В общих чертах Бела обрисовал политическую обстановку, роль Имре Надя. Он уже собрался рассказать о задании, которое дала ему партия, посылая на завод, но тут его перебил Сегеш:
— Расскажи лучше, что произошло у Парламента. Говорят, ты там был, поэтому должен знать.
— Того, что ты имеешь в виду, не было, — ответил Бела. — Неужели ты действительно думаешь, что работники госбезопасности — убийцы?
— А черт их знает! Они на все способны. Меня, например, они в свое время из армии вышвырнули.

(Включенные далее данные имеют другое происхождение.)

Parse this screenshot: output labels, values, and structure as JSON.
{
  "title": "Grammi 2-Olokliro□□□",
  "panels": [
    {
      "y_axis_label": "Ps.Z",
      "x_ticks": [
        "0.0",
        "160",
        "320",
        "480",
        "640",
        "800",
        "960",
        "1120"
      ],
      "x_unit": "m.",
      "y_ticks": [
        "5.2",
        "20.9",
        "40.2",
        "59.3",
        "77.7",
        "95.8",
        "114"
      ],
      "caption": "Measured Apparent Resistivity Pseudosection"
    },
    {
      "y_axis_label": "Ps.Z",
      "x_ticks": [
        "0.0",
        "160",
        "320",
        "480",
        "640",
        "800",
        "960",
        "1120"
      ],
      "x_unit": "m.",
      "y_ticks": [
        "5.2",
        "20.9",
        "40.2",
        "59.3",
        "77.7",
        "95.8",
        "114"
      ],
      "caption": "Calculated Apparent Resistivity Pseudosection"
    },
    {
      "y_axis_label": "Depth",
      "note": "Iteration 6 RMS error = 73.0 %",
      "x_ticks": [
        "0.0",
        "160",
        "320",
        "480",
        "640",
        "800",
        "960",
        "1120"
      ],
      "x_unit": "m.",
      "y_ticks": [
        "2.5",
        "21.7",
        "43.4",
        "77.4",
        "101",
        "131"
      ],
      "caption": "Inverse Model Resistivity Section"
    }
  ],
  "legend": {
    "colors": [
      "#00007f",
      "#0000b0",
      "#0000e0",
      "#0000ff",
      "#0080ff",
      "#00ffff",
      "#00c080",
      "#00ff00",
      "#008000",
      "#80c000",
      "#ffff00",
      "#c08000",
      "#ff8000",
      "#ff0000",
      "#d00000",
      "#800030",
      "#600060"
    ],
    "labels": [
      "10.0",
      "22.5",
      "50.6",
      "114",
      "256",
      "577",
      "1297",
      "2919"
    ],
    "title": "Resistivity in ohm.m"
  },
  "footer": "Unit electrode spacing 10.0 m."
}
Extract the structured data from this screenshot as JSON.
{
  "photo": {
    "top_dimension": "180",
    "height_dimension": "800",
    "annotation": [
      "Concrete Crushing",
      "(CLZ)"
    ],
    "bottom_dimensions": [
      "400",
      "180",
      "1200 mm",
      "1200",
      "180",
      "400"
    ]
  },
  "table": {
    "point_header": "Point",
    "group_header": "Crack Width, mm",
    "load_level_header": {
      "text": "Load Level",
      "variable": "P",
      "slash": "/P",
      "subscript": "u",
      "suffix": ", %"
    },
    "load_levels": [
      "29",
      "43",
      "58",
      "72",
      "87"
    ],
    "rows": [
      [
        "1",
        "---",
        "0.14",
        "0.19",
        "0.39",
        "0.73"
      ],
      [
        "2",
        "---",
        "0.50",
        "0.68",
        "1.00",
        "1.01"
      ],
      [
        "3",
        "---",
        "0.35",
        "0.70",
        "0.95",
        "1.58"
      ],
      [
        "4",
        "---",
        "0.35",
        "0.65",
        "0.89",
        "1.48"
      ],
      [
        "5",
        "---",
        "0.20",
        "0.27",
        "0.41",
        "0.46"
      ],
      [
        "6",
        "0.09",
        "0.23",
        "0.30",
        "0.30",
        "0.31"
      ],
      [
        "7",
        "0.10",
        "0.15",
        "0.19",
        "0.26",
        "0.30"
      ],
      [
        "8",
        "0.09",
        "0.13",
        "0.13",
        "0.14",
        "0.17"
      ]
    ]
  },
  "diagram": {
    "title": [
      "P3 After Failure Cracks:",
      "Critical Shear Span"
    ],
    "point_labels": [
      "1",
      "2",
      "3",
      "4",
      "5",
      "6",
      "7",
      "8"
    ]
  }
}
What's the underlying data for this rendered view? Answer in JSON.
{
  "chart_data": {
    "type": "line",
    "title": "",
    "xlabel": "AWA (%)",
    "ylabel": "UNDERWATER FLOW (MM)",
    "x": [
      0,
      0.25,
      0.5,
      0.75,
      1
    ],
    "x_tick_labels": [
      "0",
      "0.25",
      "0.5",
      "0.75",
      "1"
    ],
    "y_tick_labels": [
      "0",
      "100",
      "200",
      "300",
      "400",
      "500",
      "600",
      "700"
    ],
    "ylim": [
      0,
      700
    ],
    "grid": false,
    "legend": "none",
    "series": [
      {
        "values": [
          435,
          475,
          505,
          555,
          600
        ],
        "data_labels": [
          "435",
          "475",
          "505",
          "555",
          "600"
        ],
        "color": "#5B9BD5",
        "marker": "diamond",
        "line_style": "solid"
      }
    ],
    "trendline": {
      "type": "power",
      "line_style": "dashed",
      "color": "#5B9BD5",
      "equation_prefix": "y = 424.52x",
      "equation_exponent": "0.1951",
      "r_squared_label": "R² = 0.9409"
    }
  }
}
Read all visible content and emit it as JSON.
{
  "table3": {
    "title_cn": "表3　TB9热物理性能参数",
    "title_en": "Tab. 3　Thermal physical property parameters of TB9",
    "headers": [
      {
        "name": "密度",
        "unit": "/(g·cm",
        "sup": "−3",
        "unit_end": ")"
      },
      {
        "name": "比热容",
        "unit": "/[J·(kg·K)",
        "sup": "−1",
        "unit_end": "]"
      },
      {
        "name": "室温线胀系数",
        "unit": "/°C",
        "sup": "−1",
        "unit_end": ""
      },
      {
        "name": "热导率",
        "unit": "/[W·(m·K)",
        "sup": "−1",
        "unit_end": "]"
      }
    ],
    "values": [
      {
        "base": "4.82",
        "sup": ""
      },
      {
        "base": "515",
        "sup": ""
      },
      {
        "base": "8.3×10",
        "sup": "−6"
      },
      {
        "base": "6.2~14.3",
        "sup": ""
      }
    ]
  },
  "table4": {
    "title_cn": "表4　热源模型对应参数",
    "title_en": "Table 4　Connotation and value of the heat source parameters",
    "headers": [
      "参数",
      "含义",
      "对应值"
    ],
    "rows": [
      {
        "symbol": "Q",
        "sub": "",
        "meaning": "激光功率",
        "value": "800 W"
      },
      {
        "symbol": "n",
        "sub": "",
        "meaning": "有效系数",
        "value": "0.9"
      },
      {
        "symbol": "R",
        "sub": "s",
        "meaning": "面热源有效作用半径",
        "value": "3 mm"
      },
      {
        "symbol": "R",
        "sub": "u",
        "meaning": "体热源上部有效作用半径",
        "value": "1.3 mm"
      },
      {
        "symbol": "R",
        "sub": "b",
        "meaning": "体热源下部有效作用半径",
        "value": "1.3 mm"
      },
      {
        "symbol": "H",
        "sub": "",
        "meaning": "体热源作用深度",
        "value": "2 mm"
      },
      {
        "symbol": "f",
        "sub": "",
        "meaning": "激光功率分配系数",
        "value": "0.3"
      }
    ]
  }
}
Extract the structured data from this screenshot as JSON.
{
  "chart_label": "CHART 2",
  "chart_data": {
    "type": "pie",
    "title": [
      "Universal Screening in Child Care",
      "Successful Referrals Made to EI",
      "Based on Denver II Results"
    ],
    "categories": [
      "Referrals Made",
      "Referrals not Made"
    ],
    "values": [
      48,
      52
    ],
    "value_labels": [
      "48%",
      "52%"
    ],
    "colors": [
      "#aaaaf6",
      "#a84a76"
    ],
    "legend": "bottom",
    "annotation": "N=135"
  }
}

— Тебя? — удивился Риглер.
— Это что-то новое! До сих пор ты уверял, что демобилизовался из-за какой-то любовной истории…
— Боялся прямо сказать, — оправдался Сегеш.
— Товарищи, не будем спорить по пустякам! — остановил их Бела. — Сейчас главное — объединить наши силы. Сумеем мы это или нет? Если нам не удастся объединиться — что ж, разойдемся по домам, будем отлеживаться на печке. По крайней мере грызня прекратится.
— По-моему, исход борьбы уже решен, — заявил Барабаш. — Такие совещания теперь ни к чему. Высшее партийное руководство очистилось от ненужных элементов. Об этом, собственно, ведь и шла речь! И нам осталось или признать новых вождей — Имре Надя, Лошонци и Доната — или нет. Чего мы хотим? Создания новой партии? Это не что иное, как сектантство и фракционизм, заговор против нынешнего политбюро, против правительства…
Белу затошнило от таких речей. Лицо Риглера сделалось пунцово-красным, как раскаленный лист железа. У обоих мелькнула одна и та же мысль: «И это говорит Барабаш! Барабаш, который всего несколько недель назад с пеной у рта поносил Имре Надя! Барабаш, который был куда более ярым сектантом, чем старик Риглер». «Не знаю, что и думать, — мысленно рассуждал Бела. — Или роль сектанта была для некоторых своего рода тактическим приемом, если так говорит тот самый Барабаш, который всего месяц назад демонстративно вывесил в цеху портрет Ракоши? Может быть, и его уважение к Ракоши было всего лишь лицемерной маской? Одно дело, когда слышишь от старого Риглера: «Я и поныне ношу в своем сердце образ Ракоши». Все верят: он говорит то, что чувствует. Имре Надю он, например, не станет поклоняться…»
Теперь Бела окончательно понял, что происходит на заводе. Дальнейшая дискуссия бессмысленна. Для организации вооруженных групп сопротивления нужно искать другие пути.